Zaenul Arifin sebagai kuasa hukum penggugat, Kamis (23/1/2022) (foto:agung/sigijateng)

BLORA (Sigi Jateng) – Proses pengisian perangkat desa (Perades) Kabupaten Blora Jawa Tengah, masih berpolemik. Kali ini Bupati dan Tim Pembina Pelaksana Pengisian Perangkat Desa digugat. Ini diketahui dari registrasi perkara, dengan Nomor Perkara #3/Pdt.G/2022/PN.

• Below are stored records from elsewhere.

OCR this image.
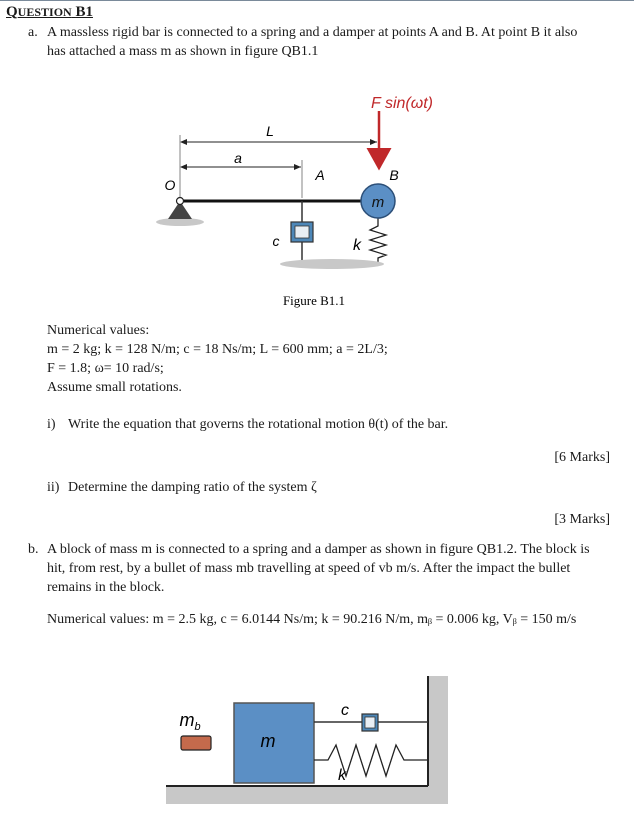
QUESTION B1
a. A massless rigid bar is connected to a spring and a damper at points A and B. At point B it also
has attached a mass m as shown in figure QB1.1
F sin(ωt)
L
a
O
A	B
c	k
m
Figure B1.1
Numerical values:
m = 2 kg; k = 128 N/m; c = 18 Ns/m; L = 600 mm; a = 2L/3;
F = 1.8; ω= 10 rad/s;
Assume small rotations.
i) Write the equation that governs the rotational motion θ(t) of the bar.
[6 Marks]
ii) Determine the damping ratio of the system ζ
[3 Marks]
b. A block of mass m is connected to a spring and a damper as shown in figure QB1.2. The block is
hit, from rest, by a bullet of mass mb travelling at speed of vb m/s. After the impact the bullet
remains in the block.
Numerical values: m = 2.5 kg, c = 6.0144 Ns/m; k = 90.216 N/m, mᵦ = 0.006 kg, Vᵦ = 150 m/s
$m_b$
m
c
k
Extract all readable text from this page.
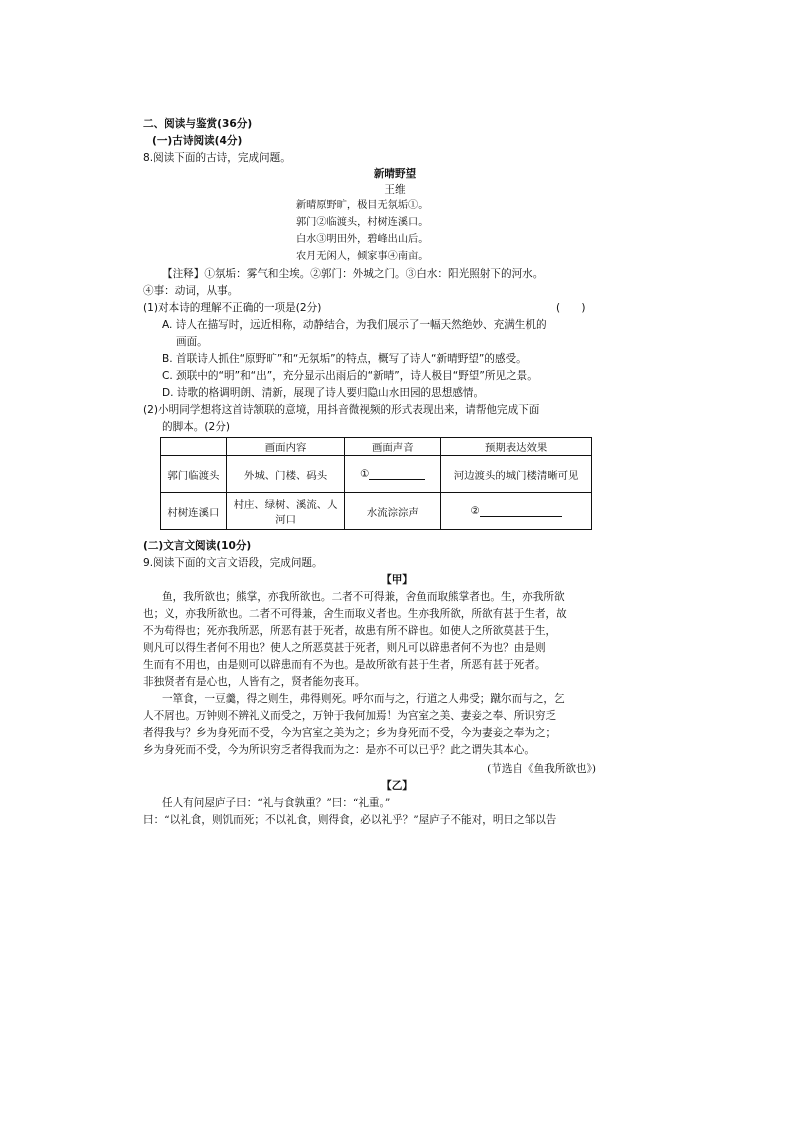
二、阅读与鉴赏(36分)
(一)古诗阅读(4分)
8.阅读下面的古诗，完成问题。
新晴野望
王维
新晴原野旷，极目无氛垢①。
郭门②临渡头，村树连溪口。
白水③明田外，碧峰出山后。
农月无闲人，倾家事④南亩。
【注释】①氛垢：雾气和尘埃。②郭门：外城之门。③白水：阳光照射下的河水。
④事：动词，从事。
(1)对本诗的理解不正确的一项是(2分)	(　　)
A. 诗人在描写时，远近相称，动静结合，为我们展示了一幅天然绝妙、充满生机的
画面。
B. 首联诗人抓住“原野旷”和“无氛垢”的特点，概写了诗人“新晴野望”的感受。
C. 颈联中的“明”和“出”，充分显示出雨后的“新晴”，诗人极目“野望”所见之景。
D. 诗歌的格调明朗、清新，展现了诗人要归隐山水田园的思想感情。
(2)小明同学想将这首诗颔联的意境，用抖音微视频的形式表现出来，请帮他完成下面
的脚本。(2分)
	画面内容	画面声音	预期表达效果
郭门临渡头	外城、门楼、码头	①	河边渡头的城门楼清晰可见
村树连溪口	村庄、绿树、溪流、人河口	水流淙淙声	②
(二)文言文阅读(10分)
9.阅读下面的文言文语段，完成问题。
【甲】
鱼，我所欲也；熊掌，亦我所欲也。二者不可得兼，舍鱼而取熊掌者也。生，亦我所欲
也；义，亦我所欲也。二者不可得兼，舍生而取义者也。生亦我所欲，所欲有甚于生者，故
不为苟得也；死亦我所恶，所恶有甚于死者，故患有所不辟也。如使人之所欲莫甚于生，
则凡可以得生者何不用也？使人之所恶莫甚于死者，则凡可以辟患者何不为也？由是则
生而有不用也，由是则可以辟患而有不为也。是故所欲有甚于生者，所恶有甚于死者。
非独贤者有是心也，人皆有之，贤者能勿丧耳。
一箪食，一豆羹，得之则生，弗得则死。呼尔而与之，行道之人弗受；蹴尔而与之，乞
人不屑也。万钟则不辨礼义而受之，万钟于我何加焉！为宫室之美、妻妾之奉、所识穷乏
者得我与？乡为身死而不受，今为宫室之美为之；乡为身死而不受，今为妻妾之奉为之；
乡为身死而不受，今为所识穷乏者得我而为之：是亦不可以已乎？此之谓失其本心。
(节选自《鱼我所欲也》)
【乙】
任人有问屋庐子曰：“礼与食孰重？”曰：“礼重。”
曰：“以礼食，则饥而死；不以礼食，则得食，必以礼乎？”屋庐子不能对，明日之邹以告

Dalam gugatannya, Zaenul Arifin sebagai kuasa hukum penggugat, menyatakan perbuatan para tergugat yang membiarkan peran aktif pihak luar, Koordinator Pelaksana Pengisian Perangkat Desa Kabupaten Blora untuk mengurus, memfasilitasi terjadinya kerjasama antara Tim Pelaksana dengan Perguruan Tinggi, untuk pelaksanaan tes tertulis dengan sistem CAT (Computer Assisted Test) adalah melawan hukum.

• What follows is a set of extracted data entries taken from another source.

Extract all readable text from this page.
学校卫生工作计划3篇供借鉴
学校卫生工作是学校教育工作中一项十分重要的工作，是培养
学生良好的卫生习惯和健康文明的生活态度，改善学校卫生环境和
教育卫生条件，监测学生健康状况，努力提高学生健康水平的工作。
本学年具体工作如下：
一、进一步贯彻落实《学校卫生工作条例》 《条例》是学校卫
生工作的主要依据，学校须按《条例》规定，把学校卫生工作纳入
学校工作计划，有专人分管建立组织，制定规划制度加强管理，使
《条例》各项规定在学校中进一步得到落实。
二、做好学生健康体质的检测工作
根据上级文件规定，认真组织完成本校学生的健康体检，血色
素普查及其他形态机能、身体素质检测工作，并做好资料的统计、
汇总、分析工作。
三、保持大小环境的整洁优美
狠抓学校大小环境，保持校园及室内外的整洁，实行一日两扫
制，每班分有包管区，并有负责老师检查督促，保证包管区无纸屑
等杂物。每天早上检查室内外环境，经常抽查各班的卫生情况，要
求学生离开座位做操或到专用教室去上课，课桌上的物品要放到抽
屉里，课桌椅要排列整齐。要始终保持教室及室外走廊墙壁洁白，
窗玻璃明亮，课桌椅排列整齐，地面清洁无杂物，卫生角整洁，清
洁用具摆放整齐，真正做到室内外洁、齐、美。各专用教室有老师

registrasi perkara, dengan Nomor Perkara #3/Pdt.G/2022/PN, Kamis (23/1/2022) (foto:tangkapan layar sistem informasi PN Blora/sigijateng)

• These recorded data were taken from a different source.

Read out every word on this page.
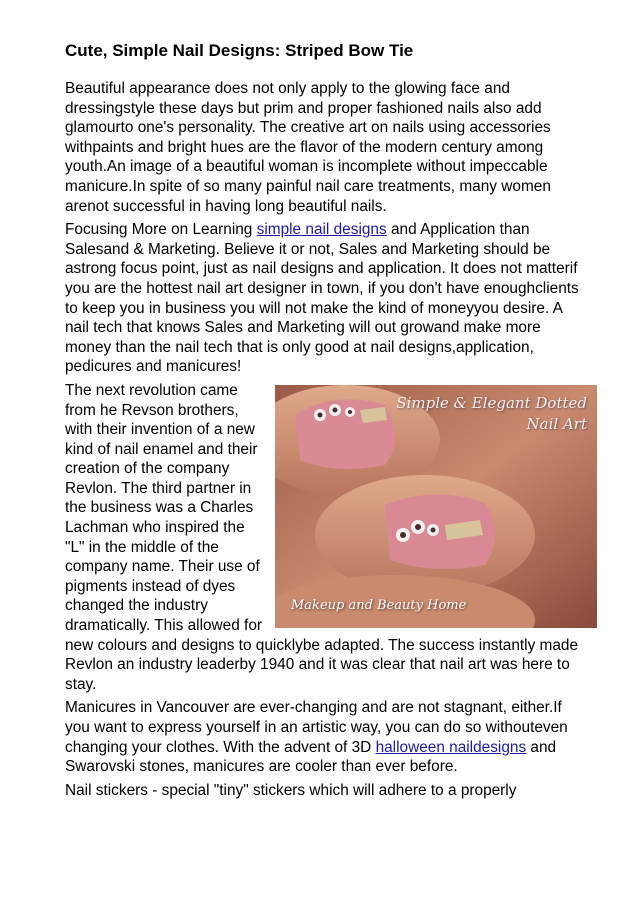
Cute, Simple Nail Designs: Striped Bow Tie

Beautiful appearance does not only apply to the glowing face and dressingstyle these days but prim and proper fashioned nails also add glamourto one's personality. The creative art on nails using accessories withpaints and bright hues are the flavor of the modern century among youth.An image of a beautiful woman is incomplete without impeccable manicure.In spite of so many painful nail care treatments, many women arenot successful in having long beautiful nails.

Focusing More on Learning simple nail designs and Application than Salesand & Marketing. Believe it or not, Sales and Marketing should be astrong focus point, just as nail designs and application. It does not matterif you are the hottest nail art designer in town, if you don't have enoughclients to keep you in business you will not make the kind of moneyyou desire. A nail tech that knows Sales and Marketing will out growand make more money than the nail tech that is only good at nail designs,application, pedicures and manicures!

Simple & Elegant Dotted
Nail Art
Makeup and Beauty Home

The next revolution came from he Revson brothers, with their invention of a new kind of nail enamel and their creation of the company Revlon. The third partner in the business was a Charles Lachman who inspired the "L" in the middle of the company name. Their use of pigments instead of dyes changed the industry dramatically. This allowed for new colours and designs to quicklybe adapted. The success instantly made Revlon an industry leaderby 1940 and it was clear that nail art was here to stay.

Manicures in Vancouver are ever-changing and are not stagnant, either.If you want to express yourself in an artistic way, you can do so withouteven changing your clothes. With the advent of 3D halloween naildesigns and Swarovski stones, manicures are cooler than ever before.

Nail stickers - special "tiny" stickers which will adhere to a properly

Berikutnya, menyatakan perbuatan para tergugat yang tetap melanjutkan proses Penjaringan dan Penyaringan Perangkat Desa di Kabupaten Blora tahun 2021 di tahun 2022 adalah melawan hukum.

Selanjutnya, dalam gagatannya itu dia meminta pengadilan, menghukum tergugat I untuk mencabut Izin Penjaringan dan Penyaringan
Perangkat Desa tahun 2021 yang telah diterbitkan pada Tahun 2021.

Lalu, nenghukum para tergugat untuk memerintahkan kepada seluruh Tim
Pelaksana Penjaringan dan Penyaringan Perangkat Desa di Kabupaten Blora
Tahun 2021, agar tidak melanjutkan tahapan Penjaringan dan Penyaringan
Perangkat Desa tahun 2021, di tahun 2022.

Zainul Arifin berharap, majlis hakim mengabulkan gugatan para penggugat seluruhnya.

Menanggapi gugatan tersebut Bupati Blora, Arief Rohman akan berkoordinasi terlebih dahulu dengan dinas terkait.

“Coba saya ceknya ke dinas dulu mas,”ucapnya melalui pesan singkat whassap, Kamis (13/1/2022).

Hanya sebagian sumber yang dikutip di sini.